Alexandre Farto, artista urbano mais conhecido por Vhils em Lisboa, em Portugal
e no mundo, publicou no Facebook a seguinte
declaração sobre a aceitação da condecoração que lhe foi conferida no 10 de Junho:
«Hoje, dia 10 de Junho de 2015, fui agraciado com o
grau de Cavaleiro da Ordem de Sant'Iago da Espada, a mais antiga ordem
honorífica de Portugal, usada para distinguir o mérito literário, científico e
artístico de cidadãos portugueses.
«Perante a responsabilidade que representa a aceitação
de tal reconhecimento, enquanto português e enquanto artista, foi inevitável
questionar-me sobre a legitimidade e o fundamento desta distinção. Após a
surpresa inicial e após um longo debate interno, decidi, com humildade,
aceitá-la. Faço-o por respeito à sua longa história assim como pelo orgulho que
sinto em passar a fazer, modestamente, parte da História do meu país. Faço-o
como um gesto patriótico para com o país que estimo e que fez de mim a pessoa
que sou hoje.
«Um país não é uma circunstância. É por este motivo
que a aceitação desta distinção não visa dar voz nem força a nenhum contexto ou
posição política.
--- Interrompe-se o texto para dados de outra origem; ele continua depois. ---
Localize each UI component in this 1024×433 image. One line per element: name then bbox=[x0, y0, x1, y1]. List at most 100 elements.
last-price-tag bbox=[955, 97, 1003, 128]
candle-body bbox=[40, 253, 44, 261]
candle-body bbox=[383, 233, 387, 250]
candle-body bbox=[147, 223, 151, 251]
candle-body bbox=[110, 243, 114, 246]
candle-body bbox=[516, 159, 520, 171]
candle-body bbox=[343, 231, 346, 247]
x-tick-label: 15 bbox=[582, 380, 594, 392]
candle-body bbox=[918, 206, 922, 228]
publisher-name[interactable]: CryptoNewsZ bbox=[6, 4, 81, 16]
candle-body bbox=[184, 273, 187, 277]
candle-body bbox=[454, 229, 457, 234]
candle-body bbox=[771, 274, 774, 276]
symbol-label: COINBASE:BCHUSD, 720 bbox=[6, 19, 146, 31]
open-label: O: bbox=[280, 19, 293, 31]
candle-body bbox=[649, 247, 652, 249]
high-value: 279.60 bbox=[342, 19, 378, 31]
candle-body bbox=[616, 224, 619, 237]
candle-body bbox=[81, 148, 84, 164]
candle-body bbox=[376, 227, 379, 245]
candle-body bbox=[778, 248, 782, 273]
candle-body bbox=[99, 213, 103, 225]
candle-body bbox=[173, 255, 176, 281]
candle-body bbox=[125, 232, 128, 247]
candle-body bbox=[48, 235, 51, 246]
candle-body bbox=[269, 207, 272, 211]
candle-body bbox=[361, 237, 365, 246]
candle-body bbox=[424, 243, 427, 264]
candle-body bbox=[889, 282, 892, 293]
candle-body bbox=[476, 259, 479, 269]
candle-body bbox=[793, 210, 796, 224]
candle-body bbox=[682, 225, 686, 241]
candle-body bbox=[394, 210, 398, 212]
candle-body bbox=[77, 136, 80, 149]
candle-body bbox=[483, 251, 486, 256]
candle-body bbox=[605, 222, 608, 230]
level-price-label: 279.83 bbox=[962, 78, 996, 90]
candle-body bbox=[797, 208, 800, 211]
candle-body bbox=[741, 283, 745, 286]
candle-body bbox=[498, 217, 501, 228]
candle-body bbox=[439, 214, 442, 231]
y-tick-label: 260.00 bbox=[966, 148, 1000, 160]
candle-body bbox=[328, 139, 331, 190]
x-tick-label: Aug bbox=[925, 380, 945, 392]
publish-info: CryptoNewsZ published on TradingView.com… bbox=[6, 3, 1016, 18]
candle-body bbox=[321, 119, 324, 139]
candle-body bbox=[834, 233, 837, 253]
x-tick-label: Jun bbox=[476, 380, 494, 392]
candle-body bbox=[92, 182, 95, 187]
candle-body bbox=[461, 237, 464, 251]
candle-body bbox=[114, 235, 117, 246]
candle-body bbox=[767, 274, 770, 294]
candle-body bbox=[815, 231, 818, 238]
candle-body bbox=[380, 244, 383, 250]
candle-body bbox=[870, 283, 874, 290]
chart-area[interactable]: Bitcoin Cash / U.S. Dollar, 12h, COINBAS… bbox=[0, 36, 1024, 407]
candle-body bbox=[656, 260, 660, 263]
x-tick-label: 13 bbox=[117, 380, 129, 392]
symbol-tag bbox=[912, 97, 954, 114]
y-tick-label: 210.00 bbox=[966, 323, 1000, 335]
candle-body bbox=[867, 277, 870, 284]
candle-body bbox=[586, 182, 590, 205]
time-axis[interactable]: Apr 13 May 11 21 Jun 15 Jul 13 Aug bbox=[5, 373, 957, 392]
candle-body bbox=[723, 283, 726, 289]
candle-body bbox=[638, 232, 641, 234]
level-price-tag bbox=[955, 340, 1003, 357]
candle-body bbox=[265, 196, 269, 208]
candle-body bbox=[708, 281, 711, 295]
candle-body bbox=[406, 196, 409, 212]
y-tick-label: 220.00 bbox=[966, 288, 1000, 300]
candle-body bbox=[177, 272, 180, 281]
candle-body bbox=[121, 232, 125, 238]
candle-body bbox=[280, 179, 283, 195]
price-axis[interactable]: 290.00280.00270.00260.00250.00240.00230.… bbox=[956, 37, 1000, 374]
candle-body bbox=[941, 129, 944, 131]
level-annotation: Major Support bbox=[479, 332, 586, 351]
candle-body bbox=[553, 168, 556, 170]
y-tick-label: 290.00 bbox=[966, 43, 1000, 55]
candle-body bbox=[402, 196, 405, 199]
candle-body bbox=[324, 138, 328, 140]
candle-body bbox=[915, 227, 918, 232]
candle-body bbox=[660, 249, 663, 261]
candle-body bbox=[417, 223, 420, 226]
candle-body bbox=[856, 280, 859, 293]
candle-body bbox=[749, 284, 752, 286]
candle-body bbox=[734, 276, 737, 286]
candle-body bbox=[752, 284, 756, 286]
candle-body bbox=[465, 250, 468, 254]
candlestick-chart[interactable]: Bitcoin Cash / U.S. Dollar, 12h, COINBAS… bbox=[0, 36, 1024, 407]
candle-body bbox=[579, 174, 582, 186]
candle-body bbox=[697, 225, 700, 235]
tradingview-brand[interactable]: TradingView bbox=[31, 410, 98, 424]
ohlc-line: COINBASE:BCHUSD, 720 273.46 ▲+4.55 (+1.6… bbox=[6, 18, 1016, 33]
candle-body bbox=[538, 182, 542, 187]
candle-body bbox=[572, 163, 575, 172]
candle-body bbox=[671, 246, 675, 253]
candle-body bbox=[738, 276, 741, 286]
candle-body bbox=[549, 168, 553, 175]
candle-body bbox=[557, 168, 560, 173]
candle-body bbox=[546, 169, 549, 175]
Vejo-o antes como uma oportunidade para a aceitar em nome
daquilo em que acredito, para expressar o amor que tenho por Portugal, assim
como o desamor que tenho pela forma como as prioridades daquilo que deveria ser
um país empreendedor, avançado, justo e socialmente equitativo têm sido
continuamente confundidas com os interesses daqueles que querem que tudo fique
na mesma. Aceito esta distinção em nome da geração mais qualificada de sempre
que se vê forçada a emigrar por falta de oportunidades. A geração desprezada. A
geração das famílias fragmentadas. A geração do talento desperdiçado, cuja
educação, suportada pelo país, se vê agora investida noutros cantos do mundo.
«Aceito esta distinção para dar voz a um
país onde a educação e a formação cultural são valorizadas. Um país onde cada
jovem é visto como um bem e uma oportunidade digna de investimento e não como
um problema. Um país que acredita na arte e no seu enorme poder como educador
social.
«Aceito esta distinção em nome de um país inclusivo e
acolhedor. Um país solidário. Um país heterogéneo, composto por pessoas com
raízes e origens em outros cantos do mundo. Um país que acredita e promove a
participação cívica e política dos seus cidadãos.
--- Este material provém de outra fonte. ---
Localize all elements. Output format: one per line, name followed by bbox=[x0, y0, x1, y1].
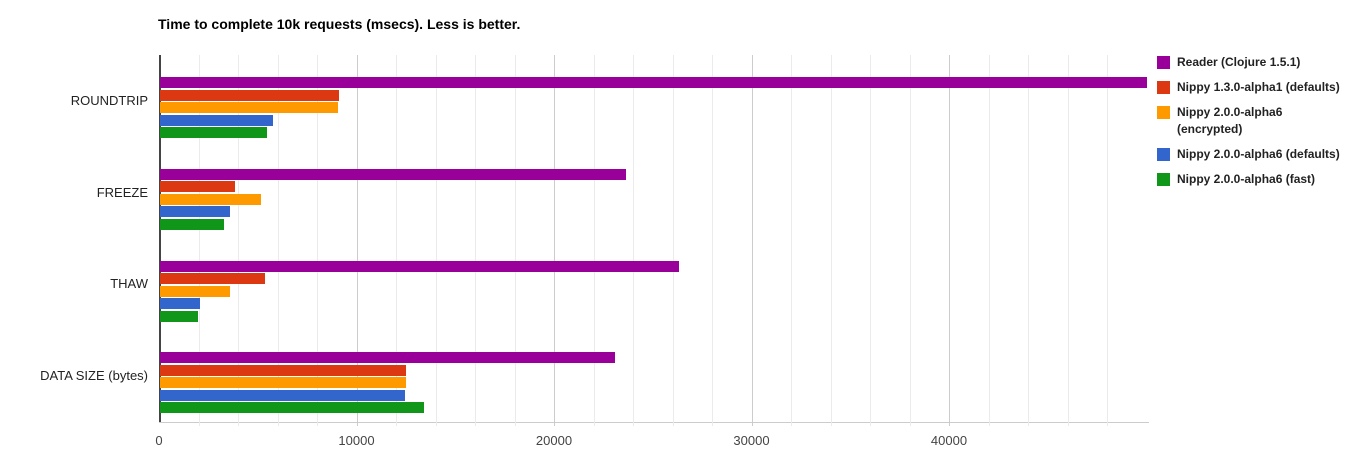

«Aceito esta distinção como reconhecimento do meu
trabalho e aquele da minha equipa, como prova de que vale a pena resistir
contra a condescendência e o tipo de mentalidade que nos tenta convencer que
somos pequenos.
«Aceito-a, ironicamente, numa altura em que a nova lei
que estabelece o regime aplicável aos grafitos e outras formas de alteração de
superfícies no espaço público, introduz o conceito de “picotagem”, dando-lhe
especial relevo no contexto desta regulamentação. Uma lei que não foi alvo de
discussão pública e que não soube envolver os vários actores que visa
contemplar.
«Por fim, aceito esta distinção porque acredito que
este país que descrevo já existe na vontade das pessoas e que um dia, através
do nosso esforço, será materializado.
«Um profundo e sentido obrigado a todas as pessoas que
têm apoiado o desenvolvimento do meu trabalho ao longo dos anos.
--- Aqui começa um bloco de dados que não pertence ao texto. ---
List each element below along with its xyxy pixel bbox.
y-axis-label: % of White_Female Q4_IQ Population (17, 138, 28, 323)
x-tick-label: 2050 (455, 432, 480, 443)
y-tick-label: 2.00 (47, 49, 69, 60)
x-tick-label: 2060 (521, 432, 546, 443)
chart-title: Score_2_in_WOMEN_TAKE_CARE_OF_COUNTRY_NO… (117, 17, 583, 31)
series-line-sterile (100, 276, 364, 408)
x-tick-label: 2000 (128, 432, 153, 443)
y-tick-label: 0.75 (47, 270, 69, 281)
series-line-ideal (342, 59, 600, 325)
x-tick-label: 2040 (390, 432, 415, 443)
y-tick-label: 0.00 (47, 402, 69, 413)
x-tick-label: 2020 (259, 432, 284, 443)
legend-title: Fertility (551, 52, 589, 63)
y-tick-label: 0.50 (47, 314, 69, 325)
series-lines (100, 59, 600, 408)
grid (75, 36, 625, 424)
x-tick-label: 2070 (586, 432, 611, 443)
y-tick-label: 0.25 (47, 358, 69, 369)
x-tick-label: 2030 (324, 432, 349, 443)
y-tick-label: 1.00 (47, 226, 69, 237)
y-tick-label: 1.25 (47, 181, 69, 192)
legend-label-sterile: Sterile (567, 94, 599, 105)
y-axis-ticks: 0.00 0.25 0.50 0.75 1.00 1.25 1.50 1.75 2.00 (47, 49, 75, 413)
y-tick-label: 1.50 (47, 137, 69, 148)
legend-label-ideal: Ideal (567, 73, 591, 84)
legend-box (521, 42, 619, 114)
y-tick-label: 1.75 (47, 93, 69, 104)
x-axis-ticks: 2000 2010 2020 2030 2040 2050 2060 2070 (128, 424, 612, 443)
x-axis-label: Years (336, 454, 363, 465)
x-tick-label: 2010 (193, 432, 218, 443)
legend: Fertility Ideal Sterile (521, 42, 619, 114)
«Com plena consciência de que muitos outros artistas
deveriam ter sido distinguidos antes de mim, gostaria de estender esta honra a
todos aqueles que nunca irão ser oficialmente reconhecidos, principalmente aos
artistas de rua, do graffiti, e todas as crews de Lisboa. Estendo-a ao meio
onde iniciei o meu percurso e que me apontou um caminho, o meio que fez de mim
a pessoa que sou hoje e ao qual devo muito.
«A todas as periferias deste país, a todos aqueles que
não tiveram as mesmas oportunidades, a todos aqueles que são menosprezados, à
primeira crew de Lisboa, ao Seixal, à Arrentela, à luta do Bairro de Santa
Filomena, à Quinta do Mocho, ao Bairro Verde, à comunidade indígena de Araçaí,
ao Morro da Providência, à Ladeira dos Tabajaras. Esta honra é também vossa.»